Oleh: Ekky Yudistira

DITENGAH hiruk pikuk perayaan Hari Pers Nasional (HPN) 9 Februari 2025, sebuah ironi menguat. Mereka yang mengaku wartawan berjalan beriringan – antara yang menjunjung tinggi idealisme dan yang rela “menjual” profesionalisme demi sesuap nasi atau secuil kekuasaan.

Pilkada 2024 di Kutim Kaltim menjadi cermin buram dunia pers. Sejumlah oknum yang mengaku wartawan terlihat terang-terangan berpihak, menari dalam lingkaran politik praktis, mengabaikan independensi yang seharusnya menjadi ruh jurnalisme.
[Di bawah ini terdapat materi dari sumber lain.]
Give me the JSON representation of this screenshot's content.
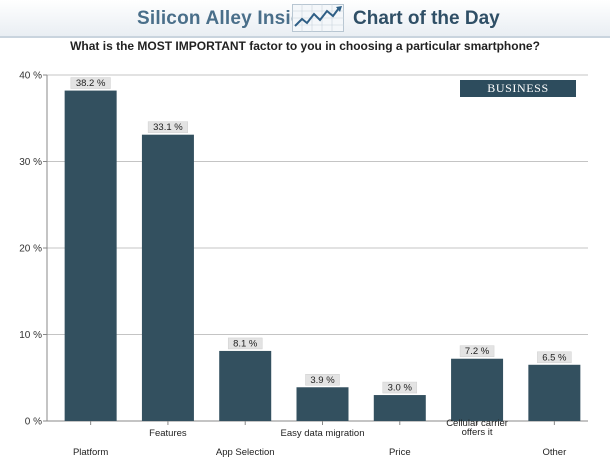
{
  "header": {
    "brand": "Silicon Alley Insider",
    "logo_icon": "rising-line-chart-icon",
    "section": "Chart of the Day"
  },
  "watermark": "BUSINESS INSIDER",
  "colors": {
    "bar": "#33505f",
    "label_bg": "#e3e3e3",
    "header_brand": "#4a6f8a"
  },
  "chart_data": {
    "type": "bar",
    "title": "What is the MOST IMPORTANT factor to you in choosing a particular smartphone?",
    "categories": [
      "Platform",
      "Features",
      "App Selection",
      "Easy data migration",
      "Price",
      "Cellular carrier offers it",
      "Other"
    ],
    "category_labels": [
      [
        "Platform"
      ],
      [
        "Features"
      ],
      [
        "App Selection"
      ],
      [
        "Easy data migration"
      ],
      [
        "Price"
      ],
      [
        "Cellular carrier",
        "offers it"
      ],
      [
        "Other"
      ]
    ],
    "values": [
      38.2,
      33.1,
      8.1,
      3.9,
      3.0,
      7.2,
      6.5
    ],
    "value_labels": [
      "38.2 %",
      "33.1 %",
      "8.1 %",
      "3.9 %",
      "3.0 %",
      "7.2 %",
      "6.5 %"
    ],
    "ylim": [
      0,
      40
    ],
    "yticks": [
      0,
      10,
      20,
      30,
      40
    ],
    "ytick_labels": [
      "0 %",
      "10 %",
      "20 %",
      "30 %",
      "40 %"
    ],
    "xlabel": "",
    "ylabel": "",
    "grid": true,
    "legend": "none"
  }
}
Mereka dengan bangga mengenakan ‘baju wartawan’ sambil diam-diam menyelipkan kepentingan politik dalam setiap tulisan.

“Pelacuran profesi” – istilah keras namun tepat menggambarkan fenomena ini – seolah telah menjadi rahasia umum. Para oknum ini, tanpa rasa malu, masih berani mengacungkan kartu pers mereka, seakan-akan legitimasi formal bisa menutupi perilaku yang mencoreng marwah profesi.

Namun pers sejati tetap berdiri tegak. Mereka yang masih memegang prinsip “cover both sides”, yang menolak amplop dan tekanan politik, yang berani memberitakan kebenaran meski pahit. Merekalah yang sesungguhnya layak merayakan HPN, bukan mereka yang menjadikan profesi mulia ini sebagai kendaraan kepentingan.

HPN 2025 seharusnya menjadi momentum introspeksi. Ketika sebagian “rekan seprofesi” memilih menghamba pada kekuasaan dan uang, pers sejati justru harus semakin menunjukkan eksistensinya sebagai pilar demokrasi yang tak tergoyahkan. Karena pada akhirnya, sejarah akan mencatat siapa yang benar-benar memperjuangkan kebenaran, dan siapa yang hanya berpura-pura menjadi pembela kebenaran.